Deacon White, a 19th Century Hall of Fame baseball player was, until the modern incarnation of the Flat Earth movement, one of the last believers. I mention him primarily to have an excuse to include a quote of his which has nothing to do with Earth’s shape: “No man is going to sell my carcass unless I get half.”
With that out of the way, we move onto the modern flat Earth movement, if it can be called that. Englishman Samuel Shenton was responsible for this lunacy lauch in 1956, although it was the result of ego, not eccentricity. Still in a round Earth mindset, Shenton floated the idea of an aircraft lifting off from England, hovering for a few hours while Earth rotates, then landing in the United States.
This wouldn’t work because a plane on the ground is moving with the surface of Earth and is imperceptibly going 1,000 miles per hour. When it takes off, it still has this speed. To fly east, the plane increases its speed relative to Earth’s surface and then overtakes it. If flying west, the airplane decreases its speed relative to the surface, and Earth chugs on by. I won’t be addressing north and south travel, due to the aforementioned laziness.
Shenton rejected these ideas, and postulated that his plan was shot down due to Earth being flat, and that a conspiracy was keeping this secret. Emboldened, he founded the Flat Earth Society.
The Society was still active in 1980s, headed by Charles Johnson. I talked with this man by telephone, and he assured me that, “The Flat Earth Society runs the world.” It certainly ran the flat Earth portion of it. At the time we spoke, in 1986, he and his wife were the theory’s only known proponents. Johnson said if Earth was round, people on the bottom would fall off. He compared Earth to a beach ball that drops to the ground. When it is picked up, grains of sand will stay at the top of the ball, but fall from the bottom. For any third graders reading this, Johnson was failing to realize the gravity that drew the sand to the beach would also keep people from plummeting into outer space.
When attempting to counter the flat Earth movement, the first protest usually lodged is that one would go over the edge. But Flat Earth Society members claim there is a 150-foot tall ice wall that encompasses the ring around the edge of Earth. There are no photos or videos of this because, according to the Society’s website, the wall has “snow and hail, howling winds, and indescribable storms and hurricanes in every direction. Human ingress is barred by unsealed escarpments of perpetual ice, extending farther than eye or telescope can penetrate, and becoming lost in gloom and darkness.” Since observing it even indirectly is deemed impossible, it remains unclear how Flat Earthers arrived at the 150-foot figure. Also, in spite of the impenetrability, the society maintains that NASA employees access the region to stand guard and prevent mortals from discovering the secret.

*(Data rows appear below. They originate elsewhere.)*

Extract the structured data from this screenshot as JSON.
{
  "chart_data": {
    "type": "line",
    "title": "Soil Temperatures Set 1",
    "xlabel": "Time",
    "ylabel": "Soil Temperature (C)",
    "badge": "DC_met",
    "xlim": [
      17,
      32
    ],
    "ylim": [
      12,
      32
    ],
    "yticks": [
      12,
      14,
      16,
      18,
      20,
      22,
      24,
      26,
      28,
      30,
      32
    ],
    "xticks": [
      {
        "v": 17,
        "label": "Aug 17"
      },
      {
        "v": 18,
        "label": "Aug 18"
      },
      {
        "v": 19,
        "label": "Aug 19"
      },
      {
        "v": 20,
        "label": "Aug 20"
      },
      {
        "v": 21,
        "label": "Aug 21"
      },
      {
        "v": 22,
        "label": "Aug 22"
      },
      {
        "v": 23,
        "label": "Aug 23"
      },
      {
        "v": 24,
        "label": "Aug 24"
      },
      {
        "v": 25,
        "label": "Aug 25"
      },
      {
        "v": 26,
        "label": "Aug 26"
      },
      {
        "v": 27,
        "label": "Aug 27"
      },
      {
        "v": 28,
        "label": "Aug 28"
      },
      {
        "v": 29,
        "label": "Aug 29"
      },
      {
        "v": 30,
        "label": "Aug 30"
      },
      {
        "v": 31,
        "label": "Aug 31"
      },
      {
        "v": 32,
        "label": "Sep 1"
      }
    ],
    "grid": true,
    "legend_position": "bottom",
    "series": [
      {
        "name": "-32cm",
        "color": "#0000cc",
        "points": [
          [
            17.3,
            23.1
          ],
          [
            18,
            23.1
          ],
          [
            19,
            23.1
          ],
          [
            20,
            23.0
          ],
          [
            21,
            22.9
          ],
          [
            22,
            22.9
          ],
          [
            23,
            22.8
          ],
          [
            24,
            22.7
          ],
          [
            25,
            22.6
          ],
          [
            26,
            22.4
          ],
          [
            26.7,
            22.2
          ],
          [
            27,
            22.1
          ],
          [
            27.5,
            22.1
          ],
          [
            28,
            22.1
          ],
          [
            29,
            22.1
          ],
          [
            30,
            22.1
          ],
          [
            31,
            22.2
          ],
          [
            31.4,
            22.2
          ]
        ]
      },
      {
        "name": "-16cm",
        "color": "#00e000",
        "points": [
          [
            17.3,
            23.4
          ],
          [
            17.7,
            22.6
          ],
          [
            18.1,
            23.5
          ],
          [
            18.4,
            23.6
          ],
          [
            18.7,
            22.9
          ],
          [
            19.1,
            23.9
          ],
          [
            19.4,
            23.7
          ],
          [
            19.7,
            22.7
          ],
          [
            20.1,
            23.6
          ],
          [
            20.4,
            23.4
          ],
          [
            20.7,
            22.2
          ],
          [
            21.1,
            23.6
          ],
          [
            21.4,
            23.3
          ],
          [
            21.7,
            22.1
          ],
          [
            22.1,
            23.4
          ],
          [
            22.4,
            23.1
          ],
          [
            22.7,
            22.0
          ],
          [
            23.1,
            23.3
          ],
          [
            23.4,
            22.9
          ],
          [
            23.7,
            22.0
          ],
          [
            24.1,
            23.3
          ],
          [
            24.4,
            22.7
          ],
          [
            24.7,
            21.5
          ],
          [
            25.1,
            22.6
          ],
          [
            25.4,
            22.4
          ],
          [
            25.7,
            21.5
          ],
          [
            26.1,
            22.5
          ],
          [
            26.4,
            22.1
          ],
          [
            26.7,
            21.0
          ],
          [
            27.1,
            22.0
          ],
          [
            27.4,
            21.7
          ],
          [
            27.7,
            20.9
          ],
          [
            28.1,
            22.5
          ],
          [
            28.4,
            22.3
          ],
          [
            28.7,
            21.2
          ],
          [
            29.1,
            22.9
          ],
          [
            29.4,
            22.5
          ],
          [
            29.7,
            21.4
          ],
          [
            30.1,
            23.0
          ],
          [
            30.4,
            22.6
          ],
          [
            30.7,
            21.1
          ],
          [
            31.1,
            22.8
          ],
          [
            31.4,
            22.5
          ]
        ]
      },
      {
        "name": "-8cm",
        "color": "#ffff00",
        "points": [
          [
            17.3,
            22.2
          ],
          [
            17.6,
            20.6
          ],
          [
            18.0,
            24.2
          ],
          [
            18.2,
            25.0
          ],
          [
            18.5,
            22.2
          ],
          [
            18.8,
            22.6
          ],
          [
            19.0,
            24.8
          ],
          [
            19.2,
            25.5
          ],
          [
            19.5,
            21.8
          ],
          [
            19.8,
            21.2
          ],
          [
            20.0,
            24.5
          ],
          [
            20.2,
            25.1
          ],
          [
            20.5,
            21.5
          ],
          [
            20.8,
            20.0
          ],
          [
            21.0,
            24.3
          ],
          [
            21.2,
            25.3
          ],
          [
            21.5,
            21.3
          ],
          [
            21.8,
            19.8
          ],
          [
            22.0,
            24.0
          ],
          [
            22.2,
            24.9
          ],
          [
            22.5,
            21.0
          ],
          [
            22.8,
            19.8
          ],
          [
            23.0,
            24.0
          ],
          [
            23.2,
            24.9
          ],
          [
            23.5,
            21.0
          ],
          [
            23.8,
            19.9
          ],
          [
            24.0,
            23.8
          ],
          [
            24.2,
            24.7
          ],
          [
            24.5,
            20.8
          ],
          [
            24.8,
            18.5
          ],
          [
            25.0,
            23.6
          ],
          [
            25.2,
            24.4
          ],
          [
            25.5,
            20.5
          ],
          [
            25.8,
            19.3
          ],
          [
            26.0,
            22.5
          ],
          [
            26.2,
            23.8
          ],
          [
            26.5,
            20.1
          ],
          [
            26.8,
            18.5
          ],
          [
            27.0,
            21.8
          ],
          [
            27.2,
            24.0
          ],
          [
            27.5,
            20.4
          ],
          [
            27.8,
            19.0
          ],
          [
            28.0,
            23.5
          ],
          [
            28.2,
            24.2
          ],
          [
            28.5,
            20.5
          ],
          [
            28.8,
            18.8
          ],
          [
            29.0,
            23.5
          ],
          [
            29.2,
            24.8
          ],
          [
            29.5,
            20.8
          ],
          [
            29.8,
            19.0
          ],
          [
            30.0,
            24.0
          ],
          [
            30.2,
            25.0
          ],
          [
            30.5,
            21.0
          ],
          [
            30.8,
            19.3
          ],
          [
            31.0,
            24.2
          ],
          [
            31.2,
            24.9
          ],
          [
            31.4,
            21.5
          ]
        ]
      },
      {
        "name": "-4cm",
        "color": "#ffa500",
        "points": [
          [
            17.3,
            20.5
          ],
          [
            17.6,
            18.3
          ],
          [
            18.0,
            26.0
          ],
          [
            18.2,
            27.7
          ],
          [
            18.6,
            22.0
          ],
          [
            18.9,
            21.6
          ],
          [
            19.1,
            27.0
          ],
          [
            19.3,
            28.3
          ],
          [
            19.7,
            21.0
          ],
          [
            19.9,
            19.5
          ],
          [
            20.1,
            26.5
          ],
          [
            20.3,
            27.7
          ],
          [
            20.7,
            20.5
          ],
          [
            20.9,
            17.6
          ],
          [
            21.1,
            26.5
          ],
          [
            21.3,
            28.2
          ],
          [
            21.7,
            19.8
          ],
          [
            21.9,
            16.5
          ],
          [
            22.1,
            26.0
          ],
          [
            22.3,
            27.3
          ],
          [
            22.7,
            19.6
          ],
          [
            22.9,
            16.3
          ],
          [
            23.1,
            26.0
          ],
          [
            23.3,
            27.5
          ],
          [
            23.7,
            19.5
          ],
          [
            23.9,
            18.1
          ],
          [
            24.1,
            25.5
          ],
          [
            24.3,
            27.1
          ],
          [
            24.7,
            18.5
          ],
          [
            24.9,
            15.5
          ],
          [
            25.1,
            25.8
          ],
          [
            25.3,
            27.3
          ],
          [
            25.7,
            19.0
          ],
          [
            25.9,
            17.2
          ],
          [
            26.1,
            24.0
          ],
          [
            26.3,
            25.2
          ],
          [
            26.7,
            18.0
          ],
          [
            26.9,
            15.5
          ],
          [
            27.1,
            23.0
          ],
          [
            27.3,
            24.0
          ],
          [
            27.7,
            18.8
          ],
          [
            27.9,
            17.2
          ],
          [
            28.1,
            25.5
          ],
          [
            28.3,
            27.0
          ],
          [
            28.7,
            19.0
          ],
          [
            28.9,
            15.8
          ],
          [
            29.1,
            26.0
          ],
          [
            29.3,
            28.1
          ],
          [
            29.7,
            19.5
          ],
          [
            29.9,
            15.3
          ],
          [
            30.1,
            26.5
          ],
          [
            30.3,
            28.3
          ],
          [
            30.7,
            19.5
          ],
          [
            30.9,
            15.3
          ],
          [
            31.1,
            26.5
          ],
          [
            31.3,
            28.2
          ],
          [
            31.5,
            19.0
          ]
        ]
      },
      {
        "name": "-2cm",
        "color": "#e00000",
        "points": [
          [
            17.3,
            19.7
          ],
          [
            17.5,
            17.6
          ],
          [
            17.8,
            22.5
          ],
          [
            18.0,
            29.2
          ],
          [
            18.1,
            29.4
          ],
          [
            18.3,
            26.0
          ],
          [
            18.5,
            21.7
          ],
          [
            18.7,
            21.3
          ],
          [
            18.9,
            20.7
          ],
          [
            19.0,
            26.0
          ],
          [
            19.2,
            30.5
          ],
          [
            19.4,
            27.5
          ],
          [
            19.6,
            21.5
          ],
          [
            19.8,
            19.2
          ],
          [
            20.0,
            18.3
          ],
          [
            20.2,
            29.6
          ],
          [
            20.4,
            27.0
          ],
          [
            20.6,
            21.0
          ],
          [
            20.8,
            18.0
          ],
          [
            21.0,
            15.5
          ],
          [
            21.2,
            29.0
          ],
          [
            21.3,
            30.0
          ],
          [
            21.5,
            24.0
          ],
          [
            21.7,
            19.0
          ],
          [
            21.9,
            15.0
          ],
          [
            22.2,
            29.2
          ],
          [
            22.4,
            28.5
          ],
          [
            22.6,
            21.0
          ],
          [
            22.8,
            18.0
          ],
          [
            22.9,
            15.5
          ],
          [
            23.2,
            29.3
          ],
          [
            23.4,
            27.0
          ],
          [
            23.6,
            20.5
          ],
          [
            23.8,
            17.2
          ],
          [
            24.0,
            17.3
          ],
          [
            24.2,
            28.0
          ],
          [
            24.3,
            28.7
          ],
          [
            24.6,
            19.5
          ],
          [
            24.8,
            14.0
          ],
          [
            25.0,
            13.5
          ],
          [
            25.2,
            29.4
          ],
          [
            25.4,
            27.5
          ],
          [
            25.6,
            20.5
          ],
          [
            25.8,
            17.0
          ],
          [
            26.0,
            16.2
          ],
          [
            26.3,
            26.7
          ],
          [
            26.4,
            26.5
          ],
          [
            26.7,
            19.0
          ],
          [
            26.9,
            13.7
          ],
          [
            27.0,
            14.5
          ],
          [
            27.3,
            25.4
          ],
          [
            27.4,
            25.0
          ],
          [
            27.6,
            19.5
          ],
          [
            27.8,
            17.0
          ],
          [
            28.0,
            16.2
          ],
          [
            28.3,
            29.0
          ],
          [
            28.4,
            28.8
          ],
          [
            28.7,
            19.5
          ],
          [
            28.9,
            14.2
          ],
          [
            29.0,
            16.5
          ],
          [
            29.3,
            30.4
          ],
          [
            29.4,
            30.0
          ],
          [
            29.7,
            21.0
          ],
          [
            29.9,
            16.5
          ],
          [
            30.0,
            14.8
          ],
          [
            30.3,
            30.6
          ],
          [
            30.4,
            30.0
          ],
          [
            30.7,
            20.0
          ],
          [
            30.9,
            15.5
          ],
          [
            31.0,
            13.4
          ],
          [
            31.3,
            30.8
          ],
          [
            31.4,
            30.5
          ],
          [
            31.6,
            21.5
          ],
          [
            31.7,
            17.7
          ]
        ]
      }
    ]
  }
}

NASA are the Round Earther’s most sinister element, but they have plenty of cohorts, such as every GPS manufacturer, communications industry worker, and pilot. Also in on the fix is Felix Baumgartner, whose jump from the edge of space showed Earth’s curvature.
The second most common point made by normal people Round Earth proponents are pictures of the planet so shaped. The Apollo mission pictures were dismissed as fake by Johnson in the 1960s. By now, we have many more fake pictures, numbering in the thousands. Flat Earthers point out how easy it is to manipulate and stage photos today. For all this ease, we have yet to see a photo, real or fake, of the ice wall or anything else vouching for a flat Earth.

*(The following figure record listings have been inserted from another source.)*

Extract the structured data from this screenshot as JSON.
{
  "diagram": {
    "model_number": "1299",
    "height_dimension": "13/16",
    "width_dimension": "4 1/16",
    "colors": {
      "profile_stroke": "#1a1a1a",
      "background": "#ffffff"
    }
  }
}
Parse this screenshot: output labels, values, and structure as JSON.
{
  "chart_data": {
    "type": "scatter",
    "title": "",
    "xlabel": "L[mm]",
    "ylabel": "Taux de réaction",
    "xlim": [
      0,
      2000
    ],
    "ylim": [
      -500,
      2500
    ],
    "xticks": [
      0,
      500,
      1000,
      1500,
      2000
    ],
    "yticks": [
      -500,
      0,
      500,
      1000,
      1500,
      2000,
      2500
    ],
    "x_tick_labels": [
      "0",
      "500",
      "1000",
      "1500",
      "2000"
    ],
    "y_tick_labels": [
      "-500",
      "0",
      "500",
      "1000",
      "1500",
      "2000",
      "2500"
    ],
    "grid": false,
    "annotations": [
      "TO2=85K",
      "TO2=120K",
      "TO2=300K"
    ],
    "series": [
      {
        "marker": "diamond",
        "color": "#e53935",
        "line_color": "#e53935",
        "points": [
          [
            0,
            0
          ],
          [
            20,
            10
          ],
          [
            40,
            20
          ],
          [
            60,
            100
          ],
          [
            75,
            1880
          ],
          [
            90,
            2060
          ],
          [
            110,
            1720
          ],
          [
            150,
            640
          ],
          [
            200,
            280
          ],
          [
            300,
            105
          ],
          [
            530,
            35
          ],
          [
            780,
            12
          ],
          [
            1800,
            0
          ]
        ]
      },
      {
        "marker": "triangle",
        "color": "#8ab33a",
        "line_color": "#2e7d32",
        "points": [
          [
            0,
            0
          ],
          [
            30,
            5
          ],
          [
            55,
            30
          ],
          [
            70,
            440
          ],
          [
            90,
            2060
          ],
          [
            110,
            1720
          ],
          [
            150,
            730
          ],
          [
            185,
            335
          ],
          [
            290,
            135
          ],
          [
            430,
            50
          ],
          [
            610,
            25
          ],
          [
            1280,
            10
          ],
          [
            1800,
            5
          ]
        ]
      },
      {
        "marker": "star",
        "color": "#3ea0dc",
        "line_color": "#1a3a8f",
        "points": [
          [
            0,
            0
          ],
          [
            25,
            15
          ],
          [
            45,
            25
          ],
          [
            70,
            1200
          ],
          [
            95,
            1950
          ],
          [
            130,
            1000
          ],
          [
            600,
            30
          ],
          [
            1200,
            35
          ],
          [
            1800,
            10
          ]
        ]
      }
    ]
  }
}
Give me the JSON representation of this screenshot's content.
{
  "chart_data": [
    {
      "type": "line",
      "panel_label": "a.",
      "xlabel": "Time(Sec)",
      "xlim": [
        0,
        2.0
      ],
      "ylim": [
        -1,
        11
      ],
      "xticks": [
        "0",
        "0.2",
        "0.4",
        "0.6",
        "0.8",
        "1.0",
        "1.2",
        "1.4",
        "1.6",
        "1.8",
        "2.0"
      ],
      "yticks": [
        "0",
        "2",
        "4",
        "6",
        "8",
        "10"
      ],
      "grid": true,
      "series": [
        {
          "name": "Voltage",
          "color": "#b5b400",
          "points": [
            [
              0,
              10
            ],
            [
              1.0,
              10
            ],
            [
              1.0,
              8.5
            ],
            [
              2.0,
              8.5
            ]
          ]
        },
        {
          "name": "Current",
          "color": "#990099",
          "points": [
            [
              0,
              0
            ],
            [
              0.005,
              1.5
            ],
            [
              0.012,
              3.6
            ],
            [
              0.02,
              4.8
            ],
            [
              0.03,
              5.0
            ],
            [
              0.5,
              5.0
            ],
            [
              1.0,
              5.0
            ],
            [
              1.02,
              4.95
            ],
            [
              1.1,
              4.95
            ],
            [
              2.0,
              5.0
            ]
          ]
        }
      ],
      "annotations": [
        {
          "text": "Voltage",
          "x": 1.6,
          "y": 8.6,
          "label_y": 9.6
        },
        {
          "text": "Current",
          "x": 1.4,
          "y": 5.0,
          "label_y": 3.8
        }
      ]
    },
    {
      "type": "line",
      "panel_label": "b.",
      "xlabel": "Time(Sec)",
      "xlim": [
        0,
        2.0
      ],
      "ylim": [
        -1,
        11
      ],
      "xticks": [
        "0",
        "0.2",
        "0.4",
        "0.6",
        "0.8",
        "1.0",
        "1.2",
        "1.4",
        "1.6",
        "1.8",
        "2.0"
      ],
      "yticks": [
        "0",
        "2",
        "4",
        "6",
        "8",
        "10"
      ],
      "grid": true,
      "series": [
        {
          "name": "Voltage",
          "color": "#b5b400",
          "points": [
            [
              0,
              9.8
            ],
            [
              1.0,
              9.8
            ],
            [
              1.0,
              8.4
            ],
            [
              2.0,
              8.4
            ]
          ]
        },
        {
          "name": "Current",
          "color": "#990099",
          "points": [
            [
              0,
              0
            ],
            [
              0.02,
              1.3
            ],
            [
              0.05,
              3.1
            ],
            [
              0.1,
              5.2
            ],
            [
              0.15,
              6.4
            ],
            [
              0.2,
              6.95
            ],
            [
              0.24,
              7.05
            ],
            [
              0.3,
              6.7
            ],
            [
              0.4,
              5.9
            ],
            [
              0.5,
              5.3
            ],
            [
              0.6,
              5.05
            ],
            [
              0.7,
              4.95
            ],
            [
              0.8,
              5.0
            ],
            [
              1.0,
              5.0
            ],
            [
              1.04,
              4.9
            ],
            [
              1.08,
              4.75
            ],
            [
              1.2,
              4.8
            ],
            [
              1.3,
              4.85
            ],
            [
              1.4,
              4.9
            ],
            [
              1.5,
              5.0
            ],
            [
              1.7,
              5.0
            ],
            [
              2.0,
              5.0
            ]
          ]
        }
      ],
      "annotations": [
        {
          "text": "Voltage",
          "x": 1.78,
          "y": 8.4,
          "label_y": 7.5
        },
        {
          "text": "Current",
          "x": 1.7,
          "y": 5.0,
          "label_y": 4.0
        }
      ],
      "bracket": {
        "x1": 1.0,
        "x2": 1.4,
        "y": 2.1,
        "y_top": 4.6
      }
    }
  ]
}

Johnson’s Flat Earth Society died with him, but another was started by Daniel Shenton (not related to Samuel through biology, just through illogical).

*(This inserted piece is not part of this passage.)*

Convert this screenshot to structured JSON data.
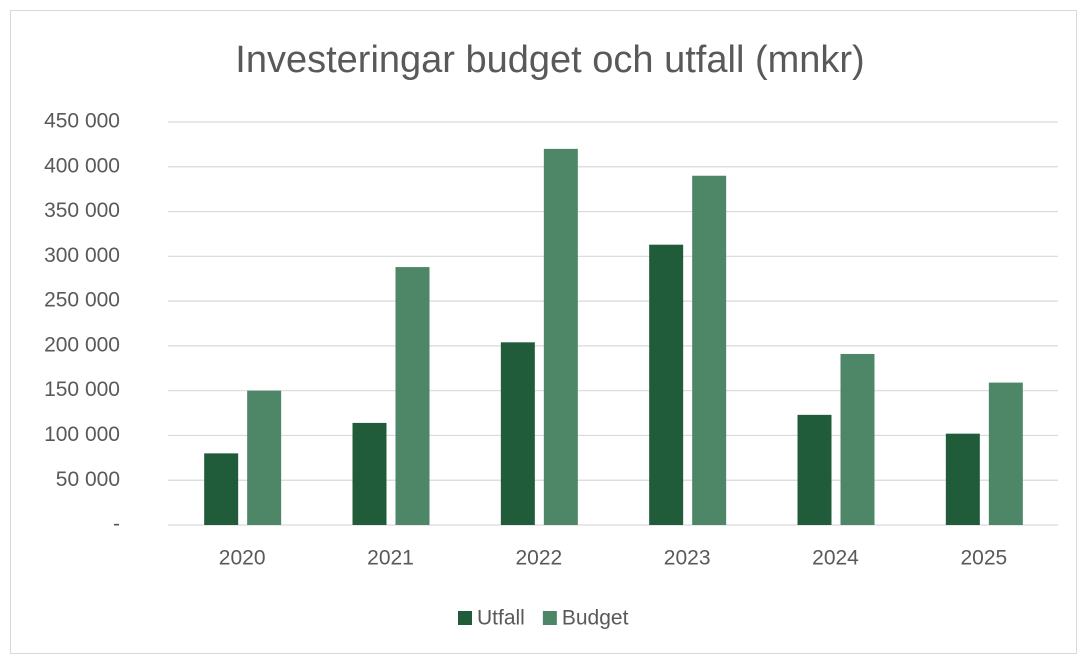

The group is very tiny and most members are British, so you are unlikely to encounter one. But if you do, here are arguments to use if inclined. These observations are consistent with a round Earth: 1, Seeing the top of ships first when they come over the horizon. 2, The farther one travels from the equator, the farther stars go toward the horizon. 3, If you put two sticks in the ground a few feet apart, they will produce shadows of different length. 4, The higher up you are, the farther you will see. 5, Every other known heavenly body is round. 6. When one half the world is light, the rest is dark. 7, During a lunar eclipse, a round shadow is cast on the moon.
Now that the Flat Earthers have been dispatched, it’s off to the backyard to take down my 5-year-old daughter in a game of one-on-one.